The smart factory also has an abundance of other technologies to offer alongside the networking of IT systems and manufacturing equipment. These include:

  • 3D printers and additive manufacturing machinery: These allow prototypes to be manufactured at a lower cost and replacement parts to be produced faster.
  • Augmented reality: Employees can use smart glasses to superimpose the information they need for their work directly on a machine. This way, they can be guided efficiently through their work and become more productive because they have both hands free. Company experts are also able to connect to the smart glasses remotely so they can guide less-experienced colleagues through operational or maintenance tasks.

  • Artificial intelligence: Chatbots that are proficient in natural language processing enable users to speak to IT control systems, making communication more efficient. Machine learning algorithms that learn from IoT historical data make predictive maintenance highly efficient. This includes anticipating mechanical faults or failures before they occur and lead to real problems.
  • Physical robots: For example, robots can transport materials or parts to the manufacturing lines, pick up the finished products at the end of the line, and take them to the warehouse.
  • Software robots: Robotic process automation (RPA) can assist in many upstream and downstream processes. This enables production steps to be automated for inventory control, receipt of goods, or invoice verification, for example.

All About Business

It is, of course, impossible for manufacturing companies to introduce all of these technologies at once – and not every technology is suitable for every company. In any case, the transformation into a smart factory should not start with the technology but should begin with how a company wants to benefit and give value to its business. Companies should always define the goals they want to achieve with the transformation before changing anything. Aims could include decreasing costs; increasing efficiency, agility, or security; or becoming more competitive by introducing new services and new business models.

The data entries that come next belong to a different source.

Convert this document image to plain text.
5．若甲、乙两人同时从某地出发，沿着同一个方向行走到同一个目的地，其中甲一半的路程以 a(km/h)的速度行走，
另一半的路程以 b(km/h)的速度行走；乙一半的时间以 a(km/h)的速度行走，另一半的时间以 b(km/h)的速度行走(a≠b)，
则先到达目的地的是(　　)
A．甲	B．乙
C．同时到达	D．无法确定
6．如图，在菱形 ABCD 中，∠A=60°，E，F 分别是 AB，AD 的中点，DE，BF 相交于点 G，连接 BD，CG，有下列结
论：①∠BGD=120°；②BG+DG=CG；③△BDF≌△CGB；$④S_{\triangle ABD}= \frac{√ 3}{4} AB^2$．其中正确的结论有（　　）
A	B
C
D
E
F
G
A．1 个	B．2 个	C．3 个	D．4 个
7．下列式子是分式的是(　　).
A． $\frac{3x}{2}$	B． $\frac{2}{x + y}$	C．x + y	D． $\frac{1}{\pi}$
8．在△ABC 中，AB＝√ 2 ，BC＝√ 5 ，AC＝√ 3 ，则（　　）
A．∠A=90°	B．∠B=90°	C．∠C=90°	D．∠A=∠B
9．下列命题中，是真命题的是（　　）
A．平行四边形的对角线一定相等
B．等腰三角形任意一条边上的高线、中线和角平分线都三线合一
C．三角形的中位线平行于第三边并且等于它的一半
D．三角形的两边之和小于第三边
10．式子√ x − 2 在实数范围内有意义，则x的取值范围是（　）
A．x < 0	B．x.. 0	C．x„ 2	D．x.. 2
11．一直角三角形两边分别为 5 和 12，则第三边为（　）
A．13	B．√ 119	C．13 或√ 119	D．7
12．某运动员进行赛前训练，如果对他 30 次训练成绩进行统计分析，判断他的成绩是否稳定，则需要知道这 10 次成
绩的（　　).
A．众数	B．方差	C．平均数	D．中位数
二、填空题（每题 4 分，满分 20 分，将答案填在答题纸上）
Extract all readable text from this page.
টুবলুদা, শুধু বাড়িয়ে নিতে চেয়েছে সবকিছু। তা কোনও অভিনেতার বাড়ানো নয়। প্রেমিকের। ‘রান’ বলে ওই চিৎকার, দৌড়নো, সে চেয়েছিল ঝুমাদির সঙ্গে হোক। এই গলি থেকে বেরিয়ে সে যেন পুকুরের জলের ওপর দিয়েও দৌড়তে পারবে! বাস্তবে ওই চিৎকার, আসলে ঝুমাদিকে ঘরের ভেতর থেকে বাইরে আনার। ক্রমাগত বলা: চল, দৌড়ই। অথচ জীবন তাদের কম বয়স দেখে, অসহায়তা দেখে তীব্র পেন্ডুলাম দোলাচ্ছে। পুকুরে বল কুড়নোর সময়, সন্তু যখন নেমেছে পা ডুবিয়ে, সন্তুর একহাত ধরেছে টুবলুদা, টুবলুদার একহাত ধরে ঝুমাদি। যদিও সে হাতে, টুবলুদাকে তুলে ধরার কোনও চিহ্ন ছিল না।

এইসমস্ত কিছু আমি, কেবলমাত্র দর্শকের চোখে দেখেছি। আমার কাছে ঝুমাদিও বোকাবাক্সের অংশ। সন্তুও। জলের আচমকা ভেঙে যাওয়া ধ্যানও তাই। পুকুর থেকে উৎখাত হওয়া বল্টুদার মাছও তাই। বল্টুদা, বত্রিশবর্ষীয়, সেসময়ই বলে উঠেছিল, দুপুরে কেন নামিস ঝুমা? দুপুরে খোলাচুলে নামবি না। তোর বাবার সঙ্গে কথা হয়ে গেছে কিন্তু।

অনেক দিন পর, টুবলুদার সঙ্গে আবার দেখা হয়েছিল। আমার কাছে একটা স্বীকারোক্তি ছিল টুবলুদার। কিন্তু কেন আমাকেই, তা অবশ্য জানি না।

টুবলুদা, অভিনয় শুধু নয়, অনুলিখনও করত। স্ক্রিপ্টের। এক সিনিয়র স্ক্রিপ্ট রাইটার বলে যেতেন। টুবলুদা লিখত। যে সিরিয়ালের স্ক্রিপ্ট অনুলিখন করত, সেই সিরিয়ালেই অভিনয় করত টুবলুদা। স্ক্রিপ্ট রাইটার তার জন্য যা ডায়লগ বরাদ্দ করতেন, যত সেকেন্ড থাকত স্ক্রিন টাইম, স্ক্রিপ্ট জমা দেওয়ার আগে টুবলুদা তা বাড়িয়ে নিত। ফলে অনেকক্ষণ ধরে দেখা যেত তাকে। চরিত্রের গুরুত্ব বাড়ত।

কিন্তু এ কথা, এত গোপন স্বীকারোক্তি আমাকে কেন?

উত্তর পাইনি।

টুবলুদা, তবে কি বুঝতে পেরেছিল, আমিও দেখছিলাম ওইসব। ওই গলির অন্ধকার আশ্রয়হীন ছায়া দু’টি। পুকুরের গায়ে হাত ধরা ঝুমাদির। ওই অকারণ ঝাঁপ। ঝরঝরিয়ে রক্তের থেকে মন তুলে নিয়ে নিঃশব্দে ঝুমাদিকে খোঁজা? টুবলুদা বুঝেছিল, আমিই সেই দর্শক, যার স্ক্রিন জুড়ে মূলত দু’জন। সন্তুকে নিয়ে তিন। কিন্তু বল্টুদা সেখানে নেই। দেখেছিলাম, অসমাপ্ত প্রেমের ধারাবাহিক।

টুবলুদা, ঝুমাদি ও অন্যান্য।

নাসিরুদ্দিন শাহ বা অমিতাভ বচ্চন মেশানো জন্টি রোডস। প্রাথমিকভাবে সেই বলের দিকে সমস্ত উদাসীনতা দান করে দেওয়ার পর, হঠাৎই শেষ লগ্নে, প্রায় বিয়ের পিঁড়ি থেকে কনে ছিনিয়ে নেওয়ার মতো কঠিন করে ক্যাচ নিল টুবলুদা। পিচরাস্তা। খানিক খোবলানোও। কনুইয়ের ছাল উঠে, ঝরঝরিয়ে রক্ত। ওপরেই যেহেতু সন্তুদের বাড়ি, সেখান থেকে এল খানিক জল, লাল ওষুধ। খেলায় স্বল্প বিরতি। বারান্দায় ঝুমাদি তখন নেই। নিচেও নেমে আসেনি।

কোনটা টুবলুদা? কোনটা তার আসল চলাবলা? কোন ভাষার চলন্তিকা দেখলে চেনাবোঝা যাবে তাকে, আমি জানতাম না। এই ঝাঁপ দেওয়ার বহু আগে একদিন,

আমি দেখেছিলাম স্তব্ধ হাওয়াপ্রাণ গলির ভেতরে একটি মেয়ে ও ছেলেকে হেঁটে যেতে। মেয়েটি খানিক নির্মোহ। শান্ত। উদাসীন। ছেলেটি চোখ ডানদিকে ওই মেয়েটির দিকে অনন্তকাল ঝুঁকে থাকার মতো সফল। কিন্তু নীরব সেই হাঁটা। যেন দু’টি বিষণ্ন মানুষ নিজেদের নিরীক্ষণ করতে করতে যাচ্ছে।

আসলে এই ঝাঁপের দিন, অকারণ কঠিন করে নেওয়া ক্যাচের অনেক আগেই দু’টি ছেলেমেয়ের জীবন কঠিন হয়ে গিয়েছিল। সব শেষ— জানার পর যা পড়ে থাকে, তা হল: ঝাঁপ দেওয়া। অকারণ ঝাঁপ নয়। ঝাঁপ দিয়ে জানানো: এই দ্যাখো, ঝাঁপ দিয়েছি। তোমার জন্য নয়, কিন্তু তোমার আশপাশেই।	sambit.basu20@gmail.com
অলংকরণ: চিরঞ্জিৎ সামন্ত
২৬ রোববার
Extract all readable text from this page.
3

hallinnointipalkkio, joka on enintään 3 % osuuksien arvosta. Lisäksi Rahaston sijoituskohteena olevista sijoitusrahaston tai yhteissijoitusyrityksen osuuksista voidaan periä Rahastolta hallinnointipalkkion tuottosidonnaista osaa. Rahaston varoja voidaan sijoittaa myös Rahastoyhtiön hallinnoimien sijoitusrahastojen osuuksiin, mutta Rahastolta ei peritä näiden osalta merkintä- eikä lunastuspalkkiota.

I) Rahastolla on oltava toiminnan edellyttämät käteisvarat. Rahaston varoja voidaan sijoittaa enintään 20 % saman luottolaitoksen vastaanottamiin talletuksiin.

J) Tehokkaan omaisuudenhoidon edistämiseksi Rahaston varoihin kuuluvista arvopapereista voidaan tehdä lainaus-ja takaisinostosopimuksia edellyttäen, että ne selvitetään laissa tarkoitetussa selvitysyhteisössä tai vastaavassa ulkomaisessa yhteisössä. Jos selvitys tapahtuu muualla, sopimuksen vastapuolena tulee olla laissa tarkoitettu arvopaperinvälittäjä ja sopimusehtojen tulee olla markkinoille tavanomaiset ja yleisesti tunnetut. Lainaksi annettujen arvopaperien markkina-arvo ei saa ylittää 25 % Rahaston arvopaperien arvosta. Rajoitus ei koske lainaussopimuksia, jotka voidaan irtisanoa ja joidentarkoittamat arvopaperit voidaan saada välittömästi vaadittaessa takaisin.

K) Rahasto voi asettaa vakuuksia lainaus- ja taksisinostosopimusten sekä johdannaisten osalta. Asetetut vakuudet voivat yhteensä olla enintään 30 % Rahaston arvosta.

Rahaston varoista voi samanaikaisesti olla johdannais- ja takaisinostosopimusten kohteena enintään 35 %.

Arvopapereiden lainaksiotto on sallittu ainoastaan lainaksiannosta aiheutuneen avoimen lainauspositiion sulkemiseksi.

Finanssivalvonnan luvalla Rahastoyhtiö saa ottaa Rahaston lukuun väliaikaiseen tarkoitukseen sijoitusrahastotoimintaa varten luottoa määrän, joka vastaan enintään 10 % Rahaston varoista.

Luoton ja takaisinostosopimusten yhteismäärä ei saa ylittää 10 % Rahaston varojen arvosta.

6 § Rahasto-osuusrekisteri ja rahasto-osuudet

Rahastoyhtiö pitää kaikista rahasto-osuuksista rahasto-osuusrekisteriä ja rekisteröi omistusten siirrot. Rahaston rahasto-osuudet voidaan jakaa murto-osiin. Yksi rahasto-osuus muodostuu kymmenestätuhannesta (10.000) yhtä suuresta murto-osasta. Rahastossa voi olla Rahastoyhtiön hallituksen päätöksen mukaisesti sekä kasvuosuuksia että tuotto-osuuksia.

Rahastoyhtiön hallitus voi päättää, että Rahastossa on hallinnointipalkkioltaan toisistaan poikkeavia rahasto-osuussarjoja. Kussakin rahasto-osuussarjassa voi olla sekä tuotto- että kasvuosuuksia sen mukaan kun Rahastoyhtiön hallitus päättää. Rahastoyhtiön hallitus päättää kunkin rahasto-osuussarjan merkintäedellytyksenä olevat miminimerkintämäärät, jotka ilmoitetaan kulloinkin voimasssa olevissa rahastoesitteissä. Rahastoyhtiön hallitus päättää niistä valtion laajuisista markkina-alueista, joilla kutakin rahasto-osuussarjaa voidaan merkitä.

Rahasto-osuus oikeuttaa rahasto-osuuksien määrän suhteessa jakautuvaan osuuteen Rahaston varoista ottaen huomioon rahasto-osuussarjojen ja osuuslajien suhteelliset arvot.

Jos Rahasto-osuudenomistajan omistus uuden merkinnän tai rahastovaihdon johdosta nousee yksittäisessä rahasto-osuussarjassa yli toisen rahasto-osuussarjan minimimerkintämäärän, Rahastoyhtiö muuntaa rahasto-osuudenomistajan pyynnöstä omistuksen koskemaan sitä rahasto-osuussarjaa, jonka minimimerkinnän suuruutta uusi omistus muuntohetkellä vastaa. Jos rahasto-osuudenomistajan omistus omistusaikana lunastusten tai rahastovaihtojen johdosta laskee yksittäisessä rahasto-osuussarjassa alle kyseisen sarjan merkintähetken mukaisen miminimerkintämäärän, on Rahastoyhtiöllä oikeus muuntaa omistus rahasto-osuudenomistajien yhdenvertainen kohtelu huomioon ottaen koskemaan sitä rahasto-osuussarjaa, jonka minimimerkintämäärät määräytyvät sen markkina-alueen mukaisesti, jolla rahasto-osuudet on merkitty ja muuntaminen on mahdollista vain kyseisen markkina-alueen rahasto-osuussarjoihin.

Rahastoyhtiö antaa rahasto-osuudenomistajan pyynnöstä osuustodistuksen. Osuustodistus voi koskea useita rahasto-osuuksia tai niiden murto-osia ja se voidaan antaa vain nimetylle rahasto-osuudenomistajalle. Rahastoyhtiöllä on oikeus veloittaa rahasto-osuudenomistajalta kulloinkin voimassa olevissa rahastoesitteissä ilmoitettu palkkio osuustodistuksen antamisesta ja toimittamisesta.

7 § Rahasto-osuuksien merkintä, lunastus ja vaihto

The Smart Factory: Value First

Smart factory features include the networking of people, machines, and IT systems.

Only after careful planning will they be in a position to select the right technologies to support the desired goals and implement those that promise to deliver the largest or fastest return on investment. When it comes to implementing these technologies, the best advice is to start small to begin with and make sure the technologies do actually benefit business in a manageable context. Afterwards, they can then be gradually rolled out across the entire factory.